Sunday, August 18, 2013

Zucchini and Pasta


For the past month or so, I have been attempting to make a sort-of lifestyle change. I have been trying to exercise for at least a half-hour to forty minutes a day and have been attempting to eat healthier. Don't get me wrong, I still enjoy dessert every now and then, but I have it in smaller portions. I have definitely noticed a difference in how I feel. I have more energy and I don't feel quite so sluggish. So far I have only lost 5 pounds, but I'm going to do my best to keep at it!


I made this, minus the pasta, one night as a side dish for some grilled chicken and it went over really well. Yesterday, I felt like having it again and thought that it would taste good over some whole-wheat pasta. It was quite tasty and it certainly satisfied my pasta craving!

Olive Oil
3/4 Cups Onion, chopped
1 Medium-Large Garlic Clove, chopped
1 1/2 Cups of Zucchini, Sliced Thin
1 1/2 Cups Crushed Tomatoes
1 1/2 Teaspoons Italian Seasoning
1 Teaspoon Dried Basil (You can use fresh, but I only had dry on hand)
2 Tablespoons of Parmesan Cheese
Salt
Pepper


1. Start by drizzling some olive oil in a skillet. When the oil is hot add your chopped onions. Let them cook for a bit, until they are slightly caramelized. Add the garlic and let that cook until both the onions and garlic are browned. Add a bit of salt to help them caramelize faster. 
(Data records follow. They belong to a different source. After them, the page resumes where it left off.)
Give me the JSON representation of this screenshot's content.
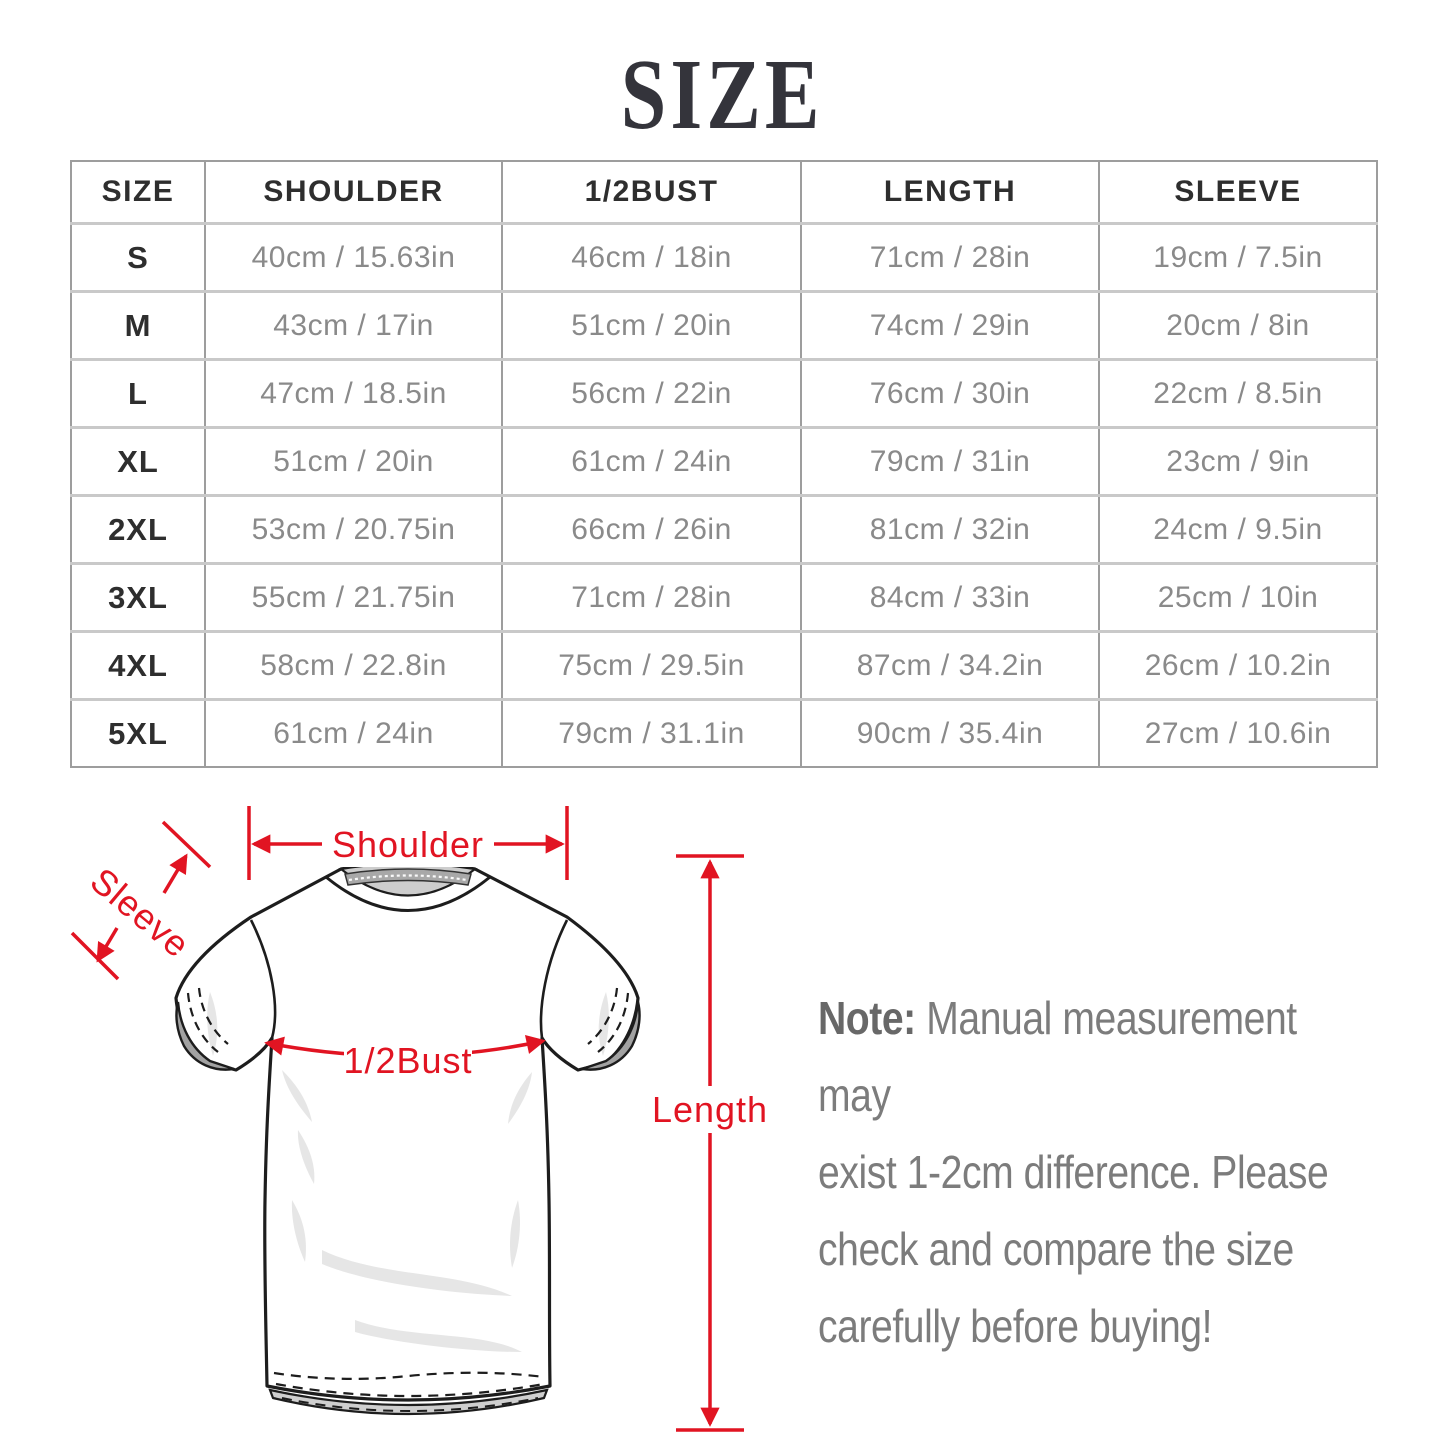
{
  "page": {
    "title": "SIZE"
  },
  "table": {
    "headers": [
      "SIZE",
      "SHOULDER",
      "1/2BUST",
      "LENGTH",
      "SLEEVE"
    ],
    "rows": [
      [
        "S",
        "40cm / 15.63in",
        "46cm / 18in",
        "71cm / 28in",
        "19cm / 7.5in"
      ],
      [
        "M",
        "43cm / 17in",
        "51cm / 20in",
        "74cm / 29in",
        "20cm / 8in"
      ],
      [
        "L",
        "47cm / 18.5in",
        "56cm / 22in",
        "76cm / 30in",
        "22cm / 8.5in"
      ],
      [
        "XL",
        "51cm / 20in",
        "61cm / 24in",
        "79cm / 31in",
        "23cm / 9in"
      ],
      [
        "2XL",
        "53cm / 20.75in",
        "66cm / 26in",
        "81cm / 32in",
        "24cm / 9.5in"
      ],
      [
        "3XL",
        "55cm / 21.75in",
        "71cm / 28in",
        "84cm / 33in",
        "25cm / 10in"
      ],
      [
        "4XL",
        "58cm / 22.8in",
        "75cm / 29.5in",
        "87cm / 34.2in",
        "26cm / 10.2in"
      ],
      [
        "5XL",
        "61cm / 24in",
        "79cm / 31.1in",
        "90cm / 35.4in",
        "27cm / 10.6in"
      ]
    ]
  },
  "diagram": {
    "labels": {
      "shoulder": "Shoulder",
      "sleeve": "Sleeve",
      "half_bust": "1/2Bust",
      "length": "Length"
    },
    "accent_color": "#e11422"
  },
  "note": {
    "prefix": "Note:",
    "line1": "Manual measurement may",
    "line2": "exist 1-2cm difference. Please",
    "line3": "check and compare the size",
    "line4": "carefully before buying!"
  },
  "chart_data": {
    "type": "table",
    "title": "SIZE",
    "columns": [
      "SIZE",
      "SHOULDER",
      "1/2BUST",
      "LENGTH",
      "SLEEVE"
    ],
    "rows": [
      [
        "S",
        "40cm / 15.63in",
        "46cm / 18in",
        "71cm / 28in",
        "19cm / 7.5in"
      ],
      [
        "M",
        "43cm / 17in",
        "51cm / 20in",
        "74cm / 29in",
        "20cm / 8in"
      ],
      [
        "L",
        "47cm / 18.5in",
        "56cm / 22in",
        "76cm / 30in",
        "22cm / 8.5in"
      ],
      [
        "XL",
        "51cm / 20in",
        "61cm / 24in",
        "79cm / 31in",
        "23cm / 9in"
      ],
      [
        "2XL",
        "53cm / 20.75in",
        "66cm / 26in",
        "81cm / 32in",
        "24cm / 9.5in"
      ],
      [
        "3XL",
        "55cm / 21.75in",
        "71cm / 28in",
        "84cm / 33in",
        "25cm / 10in"
      ],
      [
        "4XL",
        "58cm / 22.8in",
        "75cm / 29.5in",
        "87cm / 34.2in",
        "26cm / 10.2in"
      ],
      [
        "5XL",
        "61cm / 24in",
        "79cm / 31.1in",
        "90cm / 35.4in",
        "27cm / 10.6in"
      ]
    ]
  }
}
2. Add your sliced zucchini. Since they are sliced fairly thin, they will not take as long to cook. Cook these until the zucchini are soft. Season with salt and pepper to taste. 


3. While the veggies are cooking, in a separate bowl, add your 2 cups of crushed tomatoes. I used canned tomatoes. Add your italian seasoning and basil. Salt and pepper to taste. Stir everything together. 


4. Add your crushed tomato-sauce mixture to your veggies. Sauté for a few minutes to continue to soften the zucchini and to mix the sauce and veggies. 


5. Sprinkle your cheese overtop and stir. This should thicken the sauce slightly. Let everything continue to simmer on low while you prepare the pasta. Boil about 2 cups of whole wheat or whole grain pasta according to package directions. I cooked mine until it was al dente because I wanted to add the pasta to the pan.


6. Add your pasta to your zucchini-mixture. Continue to cook until the pasta is cooked through and the veggies are soft.



7. Sprinkle a little more parmesan cheese overtop, serve, and enjoy! 

What's your favorite healthy recipe?